Azerbaycan'ın "gönlü alındı" keşke gerek kalmasaydı
Azerbaycan'da bulunduğum günler Başbakan Erdoğan'ın Azerbaycan ziyaretiyle çakışınca ziyaretin Azerbaycan'daki tepkilerini yakından takip etme şansım oldu. Tepkilerin en kısa özeti 'olumlu' ve 'başarılıydı'.
Ancak, ziyaretin başarısı bir yana, keşke bu ziyarete gerek kalmasaydı. Ermenistan'la 24 Nisan öncesi yürütülmeye çalışılan süreç biraz daha farklı yönetilerek Türk basınının deyimiyle "gönül alma" ziyaretine doğan ihtiyaç hiç ortaya çıkmayabilirdi. Dahası, "soft power" kavramının gündemde olduğu bu günlerde, bu ziyaret ve sonrasında da dikkat edilmesi gereken "soft" noktaların olduğunun altını çizelim.

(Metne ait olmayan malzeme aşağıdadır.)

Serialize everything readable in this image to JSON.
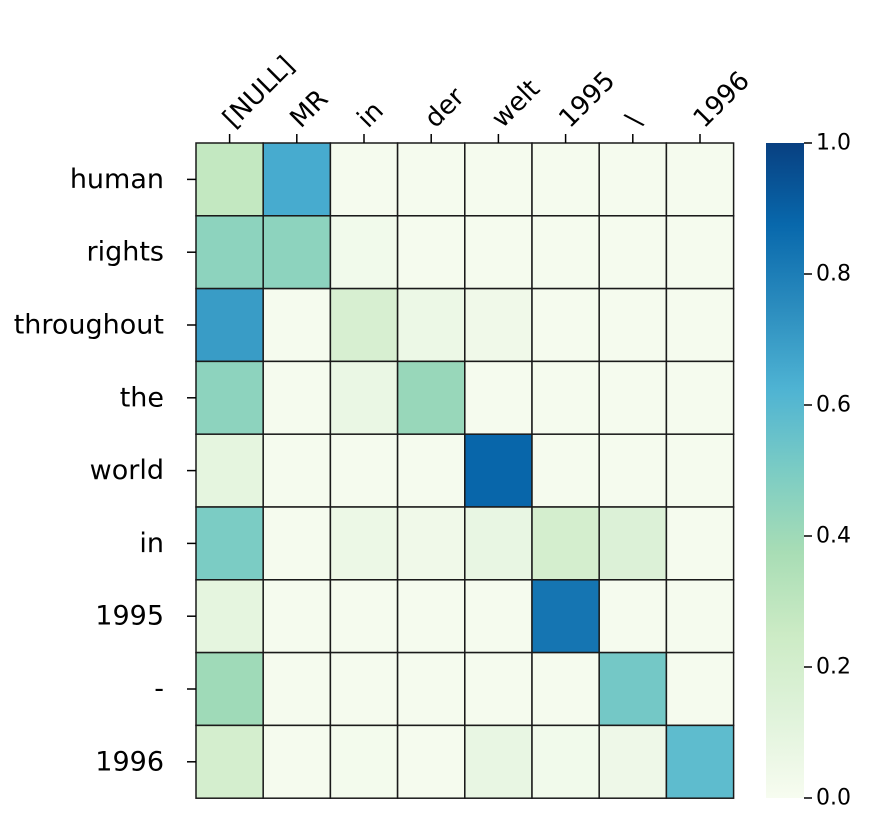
{
  "chart_data": {
    "type": "heatmap",
    "x_labels": [
      "[NULL]",
      "MR",
      "in",
      "der",
      "welt",
      "1995",
      "\\",
      "1996"
    ],
    "y_labels": [
      "human",
      "rights",
      "throughout",
      "the",
      "world",
      "in",
      "1995",
      "-",
      "1996"
    ],
    "values": [
      [
        0.28,
        0.65,
        0.01,
        0.01,
        0.01,
        0.01,
        0.01,
        0.01
      ],
      [
        0.45,
        0.45,
        0.03,
        0.01,
        0.01,
        0.01,
        0.01,
        0.01
      ],
      [
        0.7,
        0.01,
        0.18,
        0.06,
        0.04,
        0.01,
        0.01,
        0.01
      ],
      [
        0.45,
        0.01,
        0.07,
        0.42,
        0.01,
        0.01,
        0.01,
        0.01
      ],
      [
        0.1,
        0.01,
        0.01,
        0.01,
        0.88,
        0.01,
        0.01,
        0.01
      ],
      [
        0.5,
        0.01,
        0.06,
        0.04,
        0.08,
        0.2,
        0.15,
        0.01
      ],
      [
        0.1,
        0.01,
        0.01,
        0.01,
        0.01,
        0.83,
        0.01,
        0.01
      ],
      [
        0.4,
        0.01,
        0.01,
        0.01,
        0.01,
        0.01,
        0.52,
        0.01
      ],
      [
        0.2,
        0.01,
        0.02,
        0.01,
        0.08,
        0.03,
        0.05,
        0.58
      ]
    ],
    "colorbar": {
      "range": [
        0.0,
        1.0
      ],
      "ticks": [
        "0.0",
        "0.2",
        "0.4",
        "0.6",
        "0.8",
        "1.0"
      ],
      "colormap": "GnBu"
    },
    "grid": true
  }
}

Azerbaycan Türkiye'nin Orta Asya'daki en önemli müttefiğidir. Bunun sebebi, sadece Türkiye ile olan etnik, din ve dil bağları değildir tabi. Azerbaycan'ın Türkiye gibi hem Rusya hem de İran ile ortak sınırları bulunması Türkiye açısından stratejik açıdan önemini artırıyor. Öte yandan, petrol ve gaz kaynakları, Çin'den Avrupa'ya uzanan potansiyel ulaşım koridoru üzerindeki yeri de Azerbaycan'ı Türkiye açısından önemli kılıyor.
Azerbaycan halkı, Türkiye'nin kuzey doğusundan güneyine, Azerbaycan ve İran'dan Kerkük'e, kadar uzanan geniş bir coğrafya'ya yüzyıllar önce yerleşen Oğuz Türkleri'nden oluşuyor. Bu coğrafyanın iki ucundaki Kerkük ile Azerbaycan'da yaşayan halkların Türkçe'lerinden yemek kültürlerine kadar benzerlikleri sizleri şaşırtabilir. Tabii, şehirlerde yok olsa da Türkiye'nin dört bir yanında kırsal kesimde hala yaşayan ortak dil ve kültürel ögelerini de unutmamak gerekir. Bu yüzden, bugün artık klişeleşmiş "iki devlet bir millet" sözü gerçeğin ta kendisini temsil ediyor. Azerbaycan halkı bu sözü tamamiyle içselleştirmiştir. "Türkiye'den başka kimsemiz yok" sözünü taksicisinden üniversite hocasına kadar Azerbaycan'da herkesten duyabilirsiniz.
Bunlar üst üste konulunca, Ermenistan görüşmeleri konusunda yeterince bilgilendirmemenin Azerbaycan'da oluşturduğu kırgınlığı anlayışla karşılamak gerekiyor.
Dahası, bu yakınlık Azerbaycan'la ilişkilerde izlenecek stratejinin daha da farklılaştırılması ve renklendirilmesini gerektiriyor.
Örneğin, Başbakan Erdoğan, Azerbaycan Meclisi'nde yaptığı konuşma ve bunu izleyen Türk şehitliği ve Şehitler Hıyabanı ziyaretlerinin hemen ardından, Meclis ve şehitliklerin hemen karşısında yer alan devlet konutlarında oturan ve geçen ay hayatını kaybeden büyük Şair Bahtiyar Vahapzade'nin ailesini ziyaret edebilirdi. Dahası, Hazar kıyısındaki çay bahçelerinden birinde Azeri halkıyla sohbet edebilirdi. Geçtiğimiz günlerde Türkiye'yi ziyaret eden İsveç Başbakanı'nın Konya Kulu'yu ziyaret etmesini hatırlayınız.
Ermenistan ile yapılacak bundan sonraki müzakere sürecinde de Azerbaycan'ın düzenli olarak bilgilendirilmesi ve Azeri kamuoyunun nabzının sürekli tutulması gerekiyor.